I was disappointed to realize not that I didn’t know, but that I didn’t care. Having a story play out like a riddle gets reductively stale quick. As for MacDonald, if his story was a competition, it was a rigged and silly one. The murderer, we learn, gave himself away by saying too much about the hair color of one of the victims, which Col. Gethryn picked up on when he found a single, matching hair on the killer. Was I supposed to figure that out?

Even Dame Agatha left me flat. Her “Dead Man’s Mirror” showcases overly intricate plotting and atmospherics taken directly from a “Clue” game. How did the eccentric lord of a manor house end up shot in the head without anyone hearing a thing? Even after Poirot explains it for our benefit, the crime comes off as convoluted. Worse, it lacks for the sort of engagement Christie readers expect.

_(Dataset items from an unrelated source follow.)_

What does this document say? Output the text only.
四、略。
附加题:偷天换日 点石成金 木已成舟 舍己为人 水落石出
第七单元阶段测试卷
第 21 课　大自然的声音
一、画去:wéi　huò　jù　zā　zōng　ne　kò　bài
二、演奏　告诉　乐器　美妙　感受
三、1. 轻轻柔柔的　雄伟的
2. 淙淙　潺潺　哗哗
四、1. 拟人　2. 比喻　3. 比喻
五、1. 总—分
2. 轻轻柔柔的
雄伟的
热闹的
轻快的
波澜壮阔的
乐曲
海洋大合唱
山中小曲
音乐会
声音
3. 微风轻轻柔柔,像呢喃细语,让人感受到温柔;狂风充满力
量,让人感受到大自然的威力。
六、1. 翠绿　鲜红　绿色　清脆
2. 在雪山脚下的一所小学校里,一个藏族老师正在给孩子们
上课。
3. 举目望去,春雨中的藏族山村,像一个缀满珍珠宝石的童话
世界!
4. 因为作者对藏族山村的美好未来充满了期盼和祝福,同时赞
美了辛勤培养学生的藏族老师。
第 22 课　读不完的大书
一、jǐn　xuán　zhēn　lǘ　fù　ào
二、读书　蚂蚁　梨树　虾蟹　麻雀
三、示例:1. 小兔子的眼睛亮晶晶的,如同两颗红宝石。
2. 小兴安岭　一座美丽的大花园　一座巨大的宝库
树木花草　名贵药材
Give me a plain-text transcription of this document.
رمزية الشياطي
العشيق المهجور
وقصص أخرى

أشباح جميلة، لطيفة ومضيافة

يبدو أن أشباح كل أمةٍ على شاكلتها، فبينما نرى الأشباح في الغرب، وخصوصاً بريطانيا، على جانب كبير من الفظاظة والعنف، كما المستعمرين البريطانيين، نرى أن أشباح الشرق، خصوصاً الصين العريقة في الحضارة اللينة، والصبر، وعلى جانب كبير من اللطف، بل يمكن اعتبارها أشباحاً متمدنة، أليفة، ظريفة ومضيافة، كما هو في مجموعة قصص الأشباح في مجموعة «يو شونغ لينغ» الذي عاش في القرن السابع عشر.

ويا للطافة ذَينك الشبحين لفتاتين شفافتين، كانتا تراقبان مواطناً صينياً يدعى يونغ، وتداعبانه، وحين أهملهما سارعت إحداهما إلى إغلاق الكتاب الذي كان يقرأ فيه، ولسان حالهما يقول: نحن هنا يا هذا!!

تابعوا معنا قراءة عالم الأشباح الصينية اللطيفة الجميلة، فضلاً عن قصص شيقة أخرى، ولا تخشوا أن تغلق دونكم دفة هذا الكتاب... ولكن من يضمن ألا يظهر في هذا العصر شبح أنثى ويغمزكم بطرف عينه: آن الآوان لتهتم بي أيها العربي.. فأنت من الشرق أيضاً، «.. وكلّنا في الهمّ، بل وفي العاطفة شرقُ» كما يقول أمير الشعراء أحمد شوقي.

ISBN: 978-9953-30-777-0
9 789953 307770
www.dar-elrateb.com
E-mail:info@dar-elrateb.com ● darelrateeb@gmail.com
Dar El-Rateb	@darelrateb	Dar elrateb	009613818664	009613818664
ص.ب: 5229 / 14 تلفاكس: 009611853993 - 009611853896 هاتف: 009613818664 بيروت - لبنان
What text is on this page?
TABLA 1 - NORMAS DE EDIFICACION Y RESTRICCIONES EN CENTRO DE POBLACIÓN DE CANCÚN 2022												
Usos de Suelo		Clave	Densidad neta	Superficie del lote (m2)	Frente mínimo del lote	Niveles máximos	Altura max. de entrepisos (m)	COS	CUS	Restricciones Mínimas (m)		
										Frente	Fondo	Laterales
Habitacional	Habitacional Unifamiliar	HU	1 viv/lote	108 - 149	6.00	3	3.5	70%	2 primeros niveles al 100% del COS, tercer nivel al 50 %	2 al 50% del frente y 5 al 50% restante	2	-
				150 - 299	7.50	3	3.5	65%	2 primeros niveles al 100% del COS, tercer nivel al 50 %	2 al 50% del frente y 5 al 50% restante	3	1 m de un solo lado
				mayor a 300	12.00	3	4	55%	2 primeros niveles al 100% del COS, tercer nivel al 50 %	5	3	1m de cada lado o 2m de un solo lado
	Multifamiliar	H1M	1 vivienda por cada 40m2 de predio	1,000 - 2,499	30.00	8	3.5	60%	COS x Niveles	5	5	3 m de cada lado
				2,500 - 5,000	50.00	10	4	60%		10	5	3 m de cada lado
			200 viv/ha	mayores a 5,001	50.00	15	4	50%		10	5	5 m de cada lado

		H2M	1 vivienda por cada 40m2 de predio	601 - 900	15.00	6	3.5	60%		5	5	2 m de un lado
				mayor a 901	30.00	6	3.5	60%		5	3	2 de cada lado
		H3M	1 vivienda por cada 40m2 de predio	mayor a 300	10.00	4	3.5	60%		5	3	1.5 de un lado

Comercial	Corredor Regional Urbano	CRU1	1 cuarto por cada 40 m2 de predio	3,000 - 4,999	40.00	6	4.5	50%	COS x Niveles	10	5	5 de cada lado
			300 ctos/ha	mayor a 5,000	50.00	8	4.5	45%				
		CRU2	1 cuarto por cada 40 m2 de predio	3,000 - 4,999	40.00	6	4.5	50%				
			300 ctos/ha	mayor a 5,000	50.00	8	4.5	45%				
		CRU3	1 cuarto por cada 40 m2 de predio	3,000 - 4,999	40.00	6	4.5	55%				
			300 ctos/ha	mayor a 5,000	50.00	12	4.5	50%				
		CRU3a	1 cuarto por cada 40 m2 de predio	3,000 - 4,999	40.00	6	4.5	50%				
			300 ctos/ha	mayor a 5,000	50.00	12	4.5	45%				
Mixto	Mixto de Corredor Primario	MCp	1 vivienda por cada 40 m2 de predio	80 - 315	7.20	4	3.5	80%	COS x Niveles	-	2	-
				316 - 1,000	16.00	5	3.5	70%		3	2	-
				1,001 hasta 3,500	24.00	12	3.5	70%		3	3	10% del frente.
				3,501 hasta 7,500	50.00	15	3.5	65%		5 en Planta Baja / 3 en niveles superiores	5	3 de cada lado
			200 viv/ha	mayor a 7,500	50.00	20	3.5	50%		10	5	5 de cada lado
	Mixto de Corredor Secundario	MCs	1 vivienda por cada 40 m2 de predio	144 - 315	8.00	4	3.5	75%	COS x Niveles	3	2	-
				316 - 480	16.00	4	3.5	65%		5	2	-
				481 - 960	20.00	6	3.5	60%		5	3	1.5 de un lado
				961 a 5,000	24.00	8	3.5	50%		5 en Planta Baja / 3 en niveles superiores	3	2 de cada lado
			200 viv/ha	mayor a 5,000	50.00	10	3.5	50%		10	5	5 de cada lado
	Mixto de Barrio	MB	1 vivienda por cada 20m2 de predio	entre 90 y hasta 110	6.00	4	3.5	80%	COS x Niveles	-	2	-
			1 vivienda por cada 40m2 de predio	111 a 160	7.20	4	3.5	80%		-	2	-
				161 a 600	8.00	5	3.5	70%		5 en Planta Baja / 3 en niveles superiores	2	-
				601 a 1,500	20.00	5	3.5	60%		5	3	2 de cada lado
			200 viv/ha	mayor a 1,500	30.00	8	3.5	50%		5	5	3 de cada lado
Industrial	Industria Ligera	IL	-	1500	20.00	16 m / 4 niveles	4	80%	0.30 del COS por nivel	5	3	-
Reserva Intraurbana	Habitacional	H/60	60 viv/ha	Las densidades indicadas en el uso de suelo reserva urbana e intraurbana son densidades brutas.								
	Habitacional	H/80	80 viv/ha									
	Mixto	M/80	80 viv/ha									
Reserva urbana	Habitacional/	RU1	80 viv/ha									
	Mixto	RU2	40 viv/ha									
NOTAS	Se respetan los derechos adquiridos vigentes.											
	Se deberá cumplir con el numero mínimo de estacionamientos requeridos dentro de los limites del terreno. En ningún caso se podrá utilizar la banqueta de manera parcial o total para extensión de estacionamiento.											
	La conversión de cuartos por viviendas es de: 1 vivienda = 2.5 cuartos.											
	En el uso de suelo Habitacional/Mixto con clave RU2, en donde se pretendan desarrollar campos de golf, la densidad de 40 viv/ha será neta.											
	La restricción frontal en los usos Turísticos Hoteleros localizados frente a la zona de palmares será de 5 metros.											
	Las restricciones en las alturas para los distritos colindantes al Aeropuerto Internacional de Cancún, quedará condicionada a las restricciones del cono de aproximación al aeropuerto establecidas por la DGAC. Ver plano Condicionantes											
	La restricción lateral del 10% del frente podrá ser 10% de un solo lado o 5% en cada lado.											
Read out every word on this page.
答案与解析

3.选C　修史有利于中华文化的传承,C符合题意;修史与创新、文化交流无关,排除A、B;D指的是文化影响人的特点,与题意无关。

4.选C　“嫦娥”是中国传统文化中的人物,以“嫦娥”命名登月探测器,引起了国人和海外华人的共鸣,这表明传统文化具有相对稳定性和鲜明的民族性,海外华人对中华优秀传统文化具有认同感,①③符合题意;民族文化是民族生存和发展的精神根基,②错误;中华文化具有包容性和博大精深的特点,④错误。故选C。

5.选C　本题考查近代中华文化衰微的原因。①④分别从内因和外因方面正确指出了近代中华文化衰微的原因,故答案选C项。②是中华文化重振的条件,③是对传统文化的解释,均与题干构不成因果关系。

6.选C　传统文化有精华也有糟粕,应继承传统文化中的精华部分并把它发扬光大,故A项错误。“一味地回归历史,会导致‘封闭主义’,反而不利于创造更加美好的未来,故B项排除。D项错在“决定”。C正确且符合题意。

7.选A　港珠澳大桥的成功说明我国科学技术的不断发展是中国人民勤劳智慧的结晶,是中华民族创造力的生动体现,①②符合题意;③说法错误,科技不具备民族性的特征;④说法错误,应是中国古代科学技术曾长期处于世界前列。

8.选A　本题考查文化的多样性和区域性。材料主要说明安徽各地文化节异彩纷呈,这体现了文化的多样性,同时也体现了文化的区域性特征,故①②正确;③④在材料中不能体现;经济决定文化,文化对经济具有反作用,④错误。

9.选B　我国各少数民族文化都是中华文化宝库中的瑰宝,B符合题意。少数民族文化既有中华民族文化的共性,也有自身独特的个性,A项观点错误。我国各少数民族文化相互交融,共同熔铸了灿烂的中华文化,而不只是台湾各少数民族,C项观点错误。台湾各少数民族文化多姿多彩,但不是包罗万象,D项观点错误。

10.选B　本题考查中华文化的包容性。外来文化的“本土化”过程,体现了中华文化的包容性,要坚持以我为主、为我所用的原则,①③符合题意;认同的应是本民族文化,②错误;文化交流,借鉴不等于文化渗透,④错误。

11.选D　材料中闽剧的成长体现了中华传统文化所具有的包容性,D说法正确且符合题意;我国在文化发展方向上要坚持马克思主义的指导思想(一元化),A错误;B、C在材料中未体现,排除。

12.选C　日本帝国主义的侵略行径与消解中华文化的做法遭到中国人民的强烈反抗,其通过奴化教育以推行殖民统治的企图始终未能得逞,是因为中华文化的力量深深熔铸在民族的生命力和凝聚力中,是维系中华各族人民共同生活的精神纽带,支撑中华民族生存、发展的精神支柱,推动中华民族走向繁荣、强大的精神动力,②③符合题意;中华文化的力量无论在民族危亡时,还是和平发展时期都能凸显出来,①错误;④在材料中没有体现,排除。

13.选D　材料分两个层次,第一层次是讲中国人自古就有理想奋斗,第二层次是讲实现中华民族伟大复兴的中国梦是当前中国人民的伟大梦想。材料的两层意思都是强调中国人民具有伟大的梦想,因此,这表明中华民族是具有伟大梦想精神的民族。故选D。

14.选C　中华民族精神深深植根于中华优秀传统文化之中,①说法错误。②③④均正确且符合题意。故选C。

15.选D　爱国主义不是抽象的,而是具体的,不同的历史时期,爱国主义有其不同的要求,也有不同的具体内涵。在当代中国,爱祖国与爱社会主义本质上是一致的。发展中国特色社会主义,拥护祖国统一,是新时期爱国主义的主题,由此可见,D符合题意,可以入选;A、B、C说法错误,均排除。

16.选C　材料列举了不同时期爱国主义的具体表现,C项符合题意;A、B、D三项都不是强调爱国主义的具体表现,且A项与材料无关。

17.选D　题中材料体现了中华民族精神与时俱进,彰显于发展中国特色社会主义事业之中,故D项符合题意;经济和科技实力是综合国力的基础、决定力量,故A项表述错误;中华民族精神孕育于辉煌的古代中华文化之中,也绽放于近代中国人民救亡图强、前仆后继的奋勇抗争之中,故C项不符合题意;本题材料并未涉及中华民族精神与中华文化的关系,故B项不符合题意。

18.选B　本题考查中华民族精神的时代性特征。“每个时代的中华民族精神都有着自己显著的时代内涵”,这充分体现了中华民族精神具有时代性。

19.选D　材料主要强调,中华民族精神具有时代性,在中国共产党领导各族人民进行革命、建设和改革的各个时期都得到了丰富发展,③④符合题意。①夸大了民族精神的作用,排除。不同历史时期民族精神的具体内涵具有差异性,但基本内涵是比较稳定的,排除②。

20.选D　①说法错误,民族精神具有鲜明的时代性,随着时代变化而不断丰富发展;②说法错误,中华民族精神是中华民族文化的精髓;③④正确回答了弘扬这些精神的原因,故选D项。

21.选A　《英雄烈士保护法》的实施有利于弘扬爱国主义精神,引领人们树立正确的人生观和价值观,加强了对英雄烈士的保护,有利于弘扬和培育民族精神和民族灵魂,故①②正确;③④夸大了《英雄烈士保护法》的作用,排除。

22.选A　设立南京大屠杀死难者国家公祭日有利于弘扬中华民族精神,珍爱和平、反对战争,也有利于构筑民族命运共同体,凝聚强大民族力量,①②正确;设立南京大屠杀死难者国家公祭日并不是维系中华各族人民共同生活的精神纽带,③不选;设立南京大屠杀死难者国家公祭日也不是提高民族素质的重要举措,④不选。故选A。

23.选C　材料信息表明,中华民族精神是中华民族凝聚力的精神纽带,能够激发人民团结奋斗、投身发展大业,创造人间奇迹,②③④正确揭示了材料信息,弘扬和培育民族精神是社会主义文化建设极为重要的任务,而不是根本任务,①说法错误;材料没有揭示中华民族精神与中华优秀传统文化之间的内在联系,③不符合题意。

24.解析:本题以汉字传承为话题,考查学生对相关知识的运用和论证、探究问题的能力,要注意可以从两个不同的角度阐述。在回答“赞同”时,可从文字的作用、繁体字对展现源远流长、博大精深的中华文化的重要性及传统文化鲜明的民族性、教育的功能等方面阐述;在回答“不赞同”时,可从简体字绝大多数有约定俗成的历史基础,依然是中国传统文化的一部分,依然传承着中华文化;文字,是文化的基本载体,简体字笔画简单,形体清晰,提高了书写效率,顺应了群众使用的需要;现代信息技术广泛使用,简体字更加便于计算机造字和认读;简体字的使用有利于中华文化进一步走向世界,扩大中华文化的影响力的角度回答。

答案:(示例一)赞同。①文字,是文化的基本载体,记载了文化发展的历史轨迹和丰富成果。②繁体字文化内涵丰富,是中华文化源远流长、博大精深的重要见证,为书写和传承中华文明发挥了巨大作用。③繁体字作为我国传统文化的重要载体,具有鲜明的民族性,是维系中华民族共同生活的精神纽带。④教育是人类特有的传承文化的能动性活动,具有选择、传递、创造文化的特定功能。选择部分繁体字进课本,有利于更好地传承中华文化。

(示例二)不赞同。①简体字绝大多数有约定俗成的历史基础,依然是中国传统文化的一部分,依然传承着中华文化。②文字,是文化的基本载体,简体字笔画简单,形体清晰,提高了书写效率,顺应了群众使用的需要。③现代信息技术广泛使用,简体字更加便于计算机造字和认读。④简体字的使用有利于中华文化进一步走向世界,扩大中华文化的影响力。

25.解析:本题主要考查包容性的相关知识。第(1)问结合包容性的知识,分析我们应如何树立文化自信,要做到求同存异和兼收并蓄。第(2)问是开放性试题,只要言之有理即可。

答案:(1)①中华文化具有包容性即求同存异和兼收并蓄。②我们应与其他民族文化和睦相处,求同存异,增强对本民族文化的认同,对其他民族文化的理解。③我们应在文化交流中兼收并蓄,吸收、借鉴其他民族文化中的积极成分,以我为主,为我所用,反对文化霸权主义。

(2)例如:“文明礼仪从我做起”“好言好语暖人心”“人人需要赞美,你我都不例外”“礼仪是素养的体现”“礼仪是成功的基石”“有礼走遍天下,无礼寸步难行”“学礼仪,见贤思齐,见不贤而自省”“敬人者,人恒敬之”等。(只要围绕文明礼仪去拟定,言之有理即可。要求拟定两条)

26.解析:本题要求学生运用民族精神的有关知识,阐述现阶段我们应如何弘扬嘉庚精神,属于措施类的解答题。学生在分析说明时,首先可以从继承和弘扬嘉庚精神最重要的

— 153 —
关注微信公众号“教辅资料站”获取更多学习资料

One problem may be that these are short pieces; mysteries do better with more time to breathe. Yet some enjoyable examples of the craft do show up here, like Sayers’ “The Haunted Policeman.” Sayers’ open-ended approach cuts against the grain of Golden Age fiction in many ways; we encounter investigator Wimsey not in Sherlock mode but listing after too much champagne. His interactions with the puzzled bobby of the title are thus pleasurably circuitous. Even though it presents a rather contrived solution, I found myself a happy passenger on this journey.

The best story for that and other reasons, and one of the longer pieces here, is “The Dollar Cheaters.” Other stories in this collection strain at humor, i. e. “A Lesson In Crime” a predictable sort of parody that gives away its ending in the first page. “The Dollar Cheaters” is just funny. Derr Biggers employs formula staples as a set of believable suspects and a locked-room device (here the tycoon’s yacht) but keeps our focus on its principal character, a plucky fellow out of a Harold Lloyd movie.
Earl Derr Biggers, creator of Charlie Chan and author of "The Dollar Cheaters," which was published in the same year as Biggers' death, 1933. Image from Wikipedia.
“The Dollar Cheaters” also offers slapstick, suspense, a very clever misdirection ploy, and a bit of romance that seems a deliberate send-up but coyly enjoyable for that. Even when I noticed the Golden Age formula revving into gear, it was for once a positive, not con or cheat but a waggish nod in the direction of convention which felt like inspired meta-fiction. I’ve never read one of Derr Biggers’ Charlie Chan novels, which “The Dollar Cheaters” revealed as a regrettable oversight.

If I had to pick a third story worth recommending, apart from “The Dollar Cheaters” and “The Haunted Policeman,” it would be “The Yellow Slug.” It has a creepy ambiance, an intriguing theological subtext, and a gripping investigator in Dr. Reggie Fortune.

“No use feelin’ feelings,” he tells another policeman who doesn’t understand Fortune’s “cool” approach to the case. “We have to go on. We want the truth, whatever it is.”

Fortune even employs psychology, not a common tool of Golden Age mystery fiction, to probe a boy’s sense of guilt and thus solve the crime. It wasn’t much of a crime, but Bailey did keep me reading.

With other stories here, it was more a matter of curiosity at what passed for good mystery fiction back in the day. An introduction to this book notes one unifying characteristic of Golden Age detective fiction is “an exhibition of mental gymnastics;” too often this came off as a kind of hollow preening for effect. It’s quite possible these represent the second-rate output of first-rate writers, as is the case here with Christie. Could another compilation with the same writers have produced something worthier of the “Golden Age” moniker?

Maybe Dr. Fortune put it best: “No use feelin’ feelings.”